クロウは感じたことを整理して、推測を述べる。


「多分この壁、マナは通すんだ。ただし……」


 クロウも魔法を放つ。

 攻撃のマジックスキルでありながら属性を持たないレーザーのような見た目の魔法、【ピュア・レイ】を前方やや上方向へ。


 高い威力を持っているであろう太い光線は、ある一定の地点で極端に細まってしまう。


「やっぱり。大幅に減衰してる」

「……クロウ」

「そう。これは――」

「もっとこうバーン!とかどりゃー!とか思いっきし手を突き出してナンダカビィィィィィムってやらないと!!」

「僕を見てどうするの!?」


 クロウはローブから少しだけ手を出して、技名を唱えずに光線を撃っていた。

 名前を叫んだり予備動作を挿むことはどの方法を使うかの合図ともとれる。今の使い方も、どっちかというと言っておけばよかったかもしれない。


 というのはともかくナノハはノリを重視する。


「いい?これはあくまで壁だったんだ。ただし、壁というよりはバリア。魔法の障壁だ」

「魔法障壁…?これが?」

「何のために、どうやって存在しているのかはわからないけど、マナでできてるなら原因はあるはず」

「そういう性質の世界の端っことかじゃなく?」

「……だったらどうしよう」



 さて、クロウにはこれがそれだという予測が立った。しかしだから解決できるかというと否である。


 悪魔の証明には敵わないのもそうだが、結局のところ2人はとりあえずで見に来ただけである。

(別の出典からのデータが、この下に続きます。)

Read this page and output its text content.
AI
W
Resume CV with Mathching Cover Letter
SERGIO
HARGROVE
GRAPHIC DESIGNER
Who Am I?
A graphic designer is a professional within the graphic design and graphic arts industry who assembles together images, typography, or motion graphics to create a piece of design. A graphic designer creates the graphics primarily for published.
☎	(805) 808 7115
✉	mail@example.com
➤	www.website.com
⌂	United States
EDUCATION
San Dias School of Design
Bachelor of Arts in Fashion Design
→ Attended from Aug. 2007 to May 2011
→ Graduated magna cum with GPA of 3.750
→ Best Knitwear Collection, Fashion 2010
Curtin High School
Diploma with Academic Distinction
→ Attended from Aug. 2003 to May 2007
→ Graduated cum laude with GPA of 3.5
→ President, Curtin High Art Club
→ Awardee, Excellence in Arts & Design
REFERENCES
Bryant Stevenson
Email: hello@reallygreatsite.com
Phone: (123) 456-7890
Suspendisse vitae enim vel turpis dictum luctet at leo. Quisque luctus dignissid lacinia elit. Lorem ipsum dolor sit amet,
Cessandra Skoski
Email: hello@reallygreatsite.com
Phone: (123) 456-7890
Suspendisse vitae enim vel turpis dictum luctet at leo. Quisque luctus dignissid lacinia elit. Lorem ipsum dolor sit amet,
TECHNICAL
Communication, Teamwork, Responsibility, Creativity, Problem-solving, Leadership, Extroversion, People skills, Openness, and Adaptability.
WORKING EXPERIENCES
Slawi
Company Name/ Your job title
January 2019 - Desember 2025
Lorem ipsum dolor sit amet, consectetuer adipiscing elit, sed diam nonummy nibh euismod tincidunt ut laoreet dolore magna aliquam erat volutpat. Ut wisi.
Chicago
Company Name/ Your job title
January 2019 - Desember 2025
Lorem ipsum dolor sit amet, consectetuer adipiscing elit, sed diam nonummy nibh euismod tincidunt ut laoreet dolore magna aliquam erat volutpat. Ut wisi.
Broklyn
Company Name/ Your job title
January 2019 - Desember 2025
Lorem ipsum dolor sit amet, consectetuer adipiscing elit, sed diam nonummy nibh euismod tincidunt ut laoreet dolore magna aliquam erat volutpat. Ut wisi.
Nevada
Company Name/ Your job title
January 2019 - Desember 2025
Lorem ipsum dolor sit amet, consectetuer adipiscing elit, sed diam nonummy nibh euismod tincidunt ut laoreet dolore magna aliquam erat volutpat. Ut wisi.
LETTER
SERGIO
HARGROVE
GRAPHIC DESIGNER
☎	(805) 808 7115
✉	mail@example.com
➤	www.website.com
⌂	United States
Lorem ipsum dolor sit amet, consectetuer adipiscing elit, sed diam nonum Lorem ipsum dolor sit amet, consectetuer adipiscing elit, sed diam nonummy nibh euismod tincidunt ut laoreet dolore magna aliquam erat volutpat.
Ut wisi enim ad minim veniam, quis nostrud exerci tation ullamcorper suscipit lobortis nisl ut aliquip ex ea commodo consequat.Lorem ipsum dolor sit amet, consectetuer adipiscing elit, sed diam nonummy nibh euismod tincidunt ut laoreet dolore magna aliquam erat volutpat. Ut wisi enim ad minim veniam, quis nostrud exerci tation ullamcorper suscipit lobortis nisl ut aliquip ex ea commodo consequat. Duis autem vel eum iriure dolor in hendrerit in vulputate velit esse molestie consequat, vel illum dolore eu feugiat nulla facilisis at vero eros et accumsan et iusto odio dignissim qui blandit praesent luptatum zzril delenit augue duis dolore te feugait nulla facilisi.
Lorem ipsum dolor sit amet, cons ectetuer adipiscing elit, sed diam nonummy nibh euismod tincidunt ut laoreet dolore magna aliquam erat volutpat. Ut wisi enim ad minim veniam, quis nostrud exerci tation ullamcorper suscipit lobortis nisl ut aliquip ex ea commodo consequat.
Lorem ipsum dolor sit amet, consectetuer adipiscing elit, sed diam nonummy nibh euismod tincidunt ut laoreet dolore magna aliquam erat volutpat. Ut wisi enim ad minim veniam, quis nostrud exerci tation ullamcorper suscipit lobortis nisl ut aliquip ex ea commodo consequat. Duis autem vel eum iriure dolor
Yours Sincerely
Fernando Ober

 この天文学的規模の防壁の発生源など見当がつくはずがないし、戦闘で解決できるならとっくになされているかそもそも船は戦う相手の仕業で帰らずの船となっているはずだ。



「うーん……そうだ。ハナ」

「あい」

「魔法障壁特効のスキル、持ってたよね」

「ん?あー! でも近くまで行かないと当たらないよ?」

「まぁやるだけやってみようよ」

「どうやって?」

「攻撃力バフ」

「えぇ……?」



 ――悲鳴。

 人が高速で投げられる……当人には慣れることなどできないだろう。普段怪力なのはナノハの方なので投げられた方は内心逆じゃない?と思っている。


「ピュア・レイ!」

「っっっつえぇぇぇいっっっりゃぁぁぁああああああ」


 技名という合図がナノハに聞こえているかは不明だが、見えない目標物への距離を測らせるためにすぐさま光線を照射。

 細くなっている境を大体で見定めて「バリア自体にダメージを与えるような技」を放つ。



「【ブレイクバリア】ぁぁぁぁぁぁぁ!!」


 【ブレイクバリア】。マジックスキルによるバリアを解除またはバリアの耐久力に大きなダメージを与える技スキル。読んで字の如く。


「……!これは……」


 ナノハの持つ大剣が壁に一撃入れた途端、そこから波紋のように赤い輪が広がっていく。


 それは空を駆けて大陸の上、遥か上空。そこから下へと弧線を広げる。



「ぁぁぁぁぁぁぁああああああああぁぁ」


 パシャーン!!


「あ」


 クロウ、後のことを考えていない。



「うわぁぁーーんクロウのバカぁぁぁーーー」

「分かった分かった。今度えっと……焼肉でも奢るから」

「ダメ、肉じゃなくてイケメンほしい。それかマカロン」

「マカロンって何」

「わかんない。しおんが言ってた食べ物。多分マカロニ」

「なんとなく違うものだと思う……」

「それで、何か分かった?」


 船員から拭くものを渡されつつ、半泣きのような顔のままで「しょっぺっ」……成果を聞く。


「魔獣のバリアは、バリア特効のある攻撃で一瞬赤くなる。この壁は魔獣の仕業で確定した」

「え?こ、これが……?」

「そしてこのバリアは……おそらく大陸全土をドーム状に包んでいる」

「じゃ、じゃあ……」

「中心点がどこかまでは分からなかったけど、ジーディス大陸のどこかにこのバリアの主が潜んでる」

「じゃあ……!」

「その魔獣を叩けば、この見えない壁は消え――」

「じゃあクロウが空飛んでバリア対策突っつけばよかったじゃん!!」

「ごもっとも……ッ!!」



 高機動攻撃はスキルによる高威力化が無ければ、攻撃力を大きく育成しても一撃一撃が軽くなりがちだった。よって力づくでバリアを壊すことが難しいためクロウもいくつか習得済みだった。


 飛ぶことに関しても以前の戦闘のように、1度ごとの回数制限があるとはいえ空中を蹴って方向転換する力を使えば誰も濡れずに済んだ。


 ……彼女は、いや彼女に限らず強いPCたちの多くは非常に多彩な技を持つが、多いがゆえに忘れることもある。